Wednesday, October 24, 2007

Banned By The Geneva Convention

I was in a commercial establishment recently--yesterday? The day before? Time is hard to track now--ANYWAY, this particular establishment was playing some "retro" music. At least, I assume they would call it "retro;" I would call it "the unredeemable dreck of the tone deaf 70s" myself. But that probably wouldn't make a good sales pitch.

We heard much of the worst of that decade before New Wave and Punk hit our shores. Yes, there was some Atlanta Rhythm Section crooning "I Am So Into You." Yes, there was some 10 CCs asserting "I'm not in love." Anita Ward screeched the disco imperative to "Ring My Bell." The Bee Gees warbled something in three part harmony. (Do you think there might have been come connection between the extremely tight pants they wore and their singing in a register that only dogs can hear? It couldn't just be a coincidence, could it?)

But the worst--the ultimate worst--the most painfully bad regurgitation of that nauseating decade was

"Do The Hustle."

Count yourself lucky if you have never heard this abominable cross between Ray Coniff singers and the Boston Pops.
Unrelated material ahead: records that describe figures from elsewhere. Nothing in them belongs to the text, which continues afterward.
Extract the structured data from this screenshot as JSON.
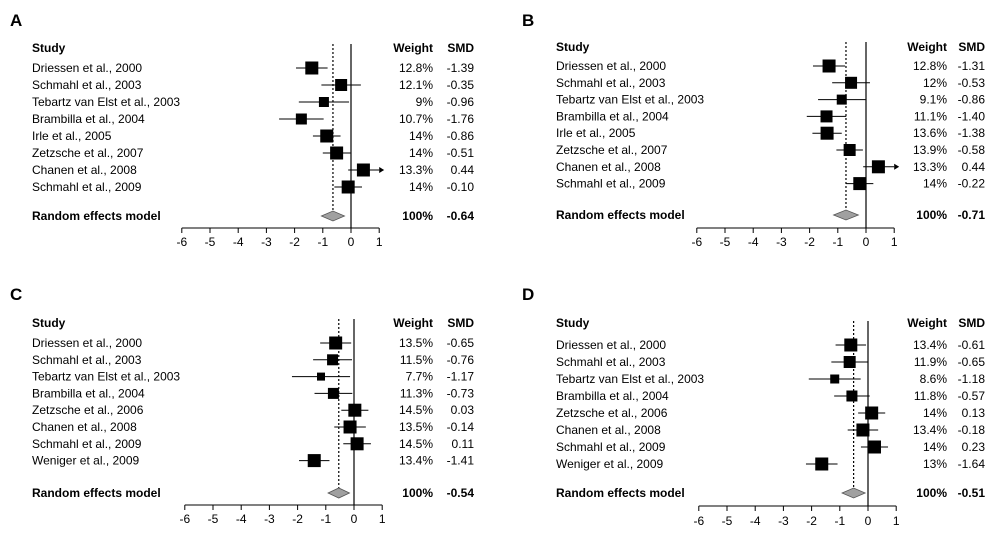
{
  "chart_data": [
    {
      "type": "forest",
      "panel_label": "A",
      "headers": {
        "study": "Study",
        "weight": "Weight",
        "smd": "SMD"
      },
      "xticks": [
        -6,
        -5,
        -4,
        -3,
        -2,
        -1,
        0,
        1
      ],
      "xlim": [
        -6,
        1
      ],
      "null_line": 0,
      "studies": [
        {
          "name": "Driessen et al., 2000",
          "weight": "12.8%",
          "smd": "-1.39",
          "value": -1.39,
          "lo": -1.95,
          "hi": -0.83,
          "size": 13
        },
        {
          "name": "Schmahl et al., 2003",
          "weight": "12.1%",
          "smd": "-0.35",
          "value": -0.35,
          "lo": -1.05,
          "hi": 0.35,
          "size": 12
        },
        {
          "name": "Tebartz van Elst et al., 2003",
          "weight": "9%",
          "smd": "-0.96",
          "value": -0.96,
          "lo": -1.85,
          "hi": -0.07,
          "size": 10
        },
        {
          "name": "Brambilla et al., 2004",
          "weight": "10.7%",
          "smd": "-1.76",
          "value": -1.76,
          "lo": -2.55,
          "hi": -0.97,
          "size": 11
        },
        {
          "name": "Irle et al., 2005",
          "weight": "14%",
          "smd": "-0.86",
          "value": -0.86,
          "lo": -1.35,
          "hi": -0.37,
          "size": 13
        },
        {
          "name": "Zetzsche et al., 2007",
          "weight": "14%",
          "smd": "-0.51",
          "value": -0.51,
          "lo": -1.0,
          "hi": -0.02,
          "size": 13
        },
        {
          "name": "Chanen et al., 2008",
          "weight": "13.3%",
          "smd": "0.44",
          "value": 0.44,
          "lo": -0.1,
          "hi": 1.0,
          "size": 13,
          "arrow": true
        },
        {
          "name": "Schmahl et al., 2009",
          "weight": "14%",
          "smd": "-0.10",
          "value": -0.1,
          "lo": -0.59,
          "hi": 0.39,
          "size": 13
        }
      ],
      "summary": {
        "label": "Random effects model",
        "weight": "100%",
        "smd": "-0.64",
        "value": -0.64,
        "lo": -1.05,
        "hi": -0.23
      }
    },
    {
      "type": "forest",
      "panel_label": "B",
      "headers": {
        "study": "Study",
        "weight": "Weight",
        "smd": "SMD"
      },
      "xticks": [
        -6,
        -5,
        -4,
        -3,
        -2,
        -1,
        0,
        1
      ],
      "xlim": [
        -6,
        1
      ],
      "null_line": 0,
      "studies": [
        {
          "name": "Driessen et al., 2000",
          "weight": "12.8%",
          "smd": "-1.31",
          "value": -1.31,
          "lo": -1.88,
          "hi": -0.74,
          "size": 13
        },
        {
          "name": "Schmahl et al., 2003",
          "weight": "12%",
          "smd": "-0.53",
          "value": -0.53,
          "lo": -1.2,
          "hi": 0.14,
          "size": 12
        },
        {
          "name": "Tebartz van Elst et al., 2003",
          "weight": "9.1%",
          "smd": "-0.86",
          "value": -0.86,
          "lo": -1.7,
          "hi": -0.02,
          "size": 10
        },
        {
          "name": "Brambilla et al., 2004",
          "weight": "11.1%",
          "smd": "-1.40",
          "value": -1.4,
          "lo": -2.1,
          "hi": -0.7,
          "size": 12
        },
        {
          "name": "Irle et al., 2005",
          "weight": "13.6%",
          "smd": "-1.38",
          "value": -1.38,
          "lo": -1.9,
          "hi": -0.86,
          "size": 13
        },
        {
          "name": "Zetzsche et al., 2007",
          "weight": "13.9%",
          "smd": "-0.58",
          "value": -0.58,
          "lo": -1.05,
          "hi": -0.11,
          "size": 12
        },
        {
          "name": "Chanen et al., 2008",
          "weight": "13.3%",
          "smd": "0.44",
          "value": 0.44,
          "lo": -0.1,
          "hi": 1.0,
          "size": 13,
          "arrow": true
        },
        {
          "name": "Schmahl et al., 2009",
          "weight": "14%",
          "smd": "-0.22",
          "value": -0.22,
          "lo": -0.7,
          "hi": 0.26,
          "size": 13
        }
      ],
      "summary": {
        "label": "Random effects model",
        "weight": "100%",
        "smd": "-0.71",
        "value": -0.71,
        "lo": -1.15,
        "hi": -0.27
      }
    },
    {
      "type": "forest",
      "panel_label": "C",
      "headers": {
        "study": "Study",
        "weight": "Weight",
        "smd": "SMD"
      },
      "xticks": [
        -6,
        -5,
        -4,
        -3,
        -2,
        -1,
        0,
        1
      ],
      "xlim": [
        -6,
        1
      ],
      "null_line": 0,
      "studies": [
        {
          "name": "Driessen et al., 2000",
          "weight": "13.5%",
          "smd": "-0.65",
          "value": -0.65,
          "lo": -1.2,
          "hi": -0.1,
          "size": 13
        },
        {
          "name": "Schmahl et al., 2003",
          "weight": "11.5%",
          "smd": "-0.76",
          "value": -0.76,
          "lo": -1.45,
          "hi": -0.07,
          "size": 11
        },
        {
          "name": "Tebartz van Elst et al., 2003",
          "weight": "7.7%",
          "smd": "-1.17",
          "value": -1.17,
          "lo": -2.2,
          "hi": -0.14,
          "size": 8
        },
        {
          "name": "Brambilla et al., 2004",
          "weight": "11.3%",
          "smd": "-0.73",
          "value": -0.73,
          "lo": -1.4,
          "hi": -0.06,
          "size": 11
        },
        {
          "name": "Zetzsche et al., 2006",
          "weight": "14.5%",
          "smd": "0.03",
          "value": 0.03,
          "lo": -0.45,
          "hi": 0.51,
          "size": 13
        },
        {
          "name": "Chanen et al., 2008",
          "weight": "13.5%",
          "smd": "-0.14",
          "value": -0.14,
          "lo": -0.7,
          "hi": 0.42,
          "size": 13
        },
        {
          "name": "Schmahl et al., 2009",
          "weight": "14.5%",
          "smd": "0.11",
          "value": 0.11,
          "lo": -0.38,
          "hi": 0.6,
          "size": 13
        },
        {
          "name": "Weniger et al., 2009",
          "weight": "13.4%",
          "smd": "-1.41",
          "value": -1.41,
          "lo": -1.95,
          "hi": -0.87,
          "size": 13
        }
      ],
      "summary": {
        "label": "Random effects model",
        "weight": "100%",
        "smd": "-0.54",
        "value": -0.54,
        "lo": -0.92,
        "hi": -0.16
      }
    },
    {
      "type": "forest",
      "panel_label": "D",
      "headers": {
        "study": "Study",
        "weight": "Weight",
        "smd": "SMD"
      },
      "xticks": [
        -6,
        -5,
        -4,
        -3,
        -2,
        -1,
        0,
        1
      ],
      "xlim": [
        -6,
        1
      ],
      "null_line": 0,
      "studies": [
        {
          "name": "Driessen et al., 2000",
          "weight": "13.4%",
          "smd": "-0.61",
          "value": -0.61,
          "lo": -1.15,
          "hi": -0.07,
          "size": 13
        },
        {
          "name": "Schmahl et al., 2003",
          "weight": "11.9%",
          "smd": "-0.65",
          "value": -0.65,
          "lo": -1.3,
          "hi": 0.0,
          "size": 12
        },
        {
          "name": "Tebartz van Elst et al., 2003",
          "weight": "8.6%",
          "smd": "-1.18",
          "value": -1.18,
          "lo": -2.1,
          "hi": -0.26,
          "size": 9
        },
        {
          "name": "Brambilla et al., 2004",
          "weight": "11.8%",
          "smd": "-0.57",
          "value": -0.57,
          "lo": -1.2,
          "hi": 0.06,
          "size": 11
        },
        {
          "name": "Zetzsche et al., 2006",
          "weight": "14%",
          "smd": "0.13",
          "value": 0.13,
          "lo": -0.35,
          "hi": 0.61,
          "size": 13
        },
        {
          "name": "Chanen et al., 2008",
          "weight": "13.4%",
          "smd": "-0.18",
          "value": -0.18,
          "lo": -0.72,
          "hi": 0.36,
          "size": 13
        },
        {
          "name": "Schmahl et al., 2009",
          "weight": "14%",
          "smd": "0.23",
          "value": 0.23,
          "lo": -0.25,
          "hi": 0.71,
          "size": 13
        },
        {
          "name": "Weniger et al., 2009",
          "weight": "13%",
          "smd": "-1.64",
          "value": -1.64,
          "lo": -2.2,
          "hi": -1.08,
          "size": 13
        }
      ],
      "summary": {
        "label": "Random effects model",
        "weight": "100%",
        "smd": "-0.51",
        "value": -0.51,
        "lo": -0.92,
        "hi": -0.1
      }
    }
  ],
  "colors": {
    "marker": "#000000",
    "summary_fill": "#a0a0a0",
    "line": "#000000"
  }
}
This overproduced piece of coprolite has insinuated itself into the synapses of my brain, and it keeps coming back like a bad curry.

"Ooooooo, oooo ooo ooo oooooo <whispered> Do it!"
Ooooooo, oooo ooo ooo oooooo <whispered> Do the hustle!"

And the strings swirl around behind the singers like water flushing down the toilet, culminating in a cheesy little flute non-melody: "Do do do do do-da-do do do, Do da do-da do-da-da do doot!" And every so often, that eerie whisper "Do the hustle!" Lather, rinse, repeat and repeat and repeat. . .

I hope you realize what a sacrifice I am making of my mental health to bring you this entry. This "song" has gotten lodged in my brain, and suddenly asserts itself. Oh man, bad disco flashback man. And I can't get rid of it. Lying in bed, trying to fall asleep, and the damn flute starts is perky piping and I can't stop it. Driving along, listening to an audiobook, and suddenly Henry VIII and Anne Boleyn are stepping aside for a lush string disco arrangement.

I'm starting to feel like John Candy from "Volunteers," where he place a Peace Corps volunteer in Asia who has been captured and brainwashed by the evil military bad guy. "Sleep? Who needs sleep? We can sleep when the revolution is over! I'm Tom Tuttle from Tacoma Washington! Fight, fight, fight for Washington State!"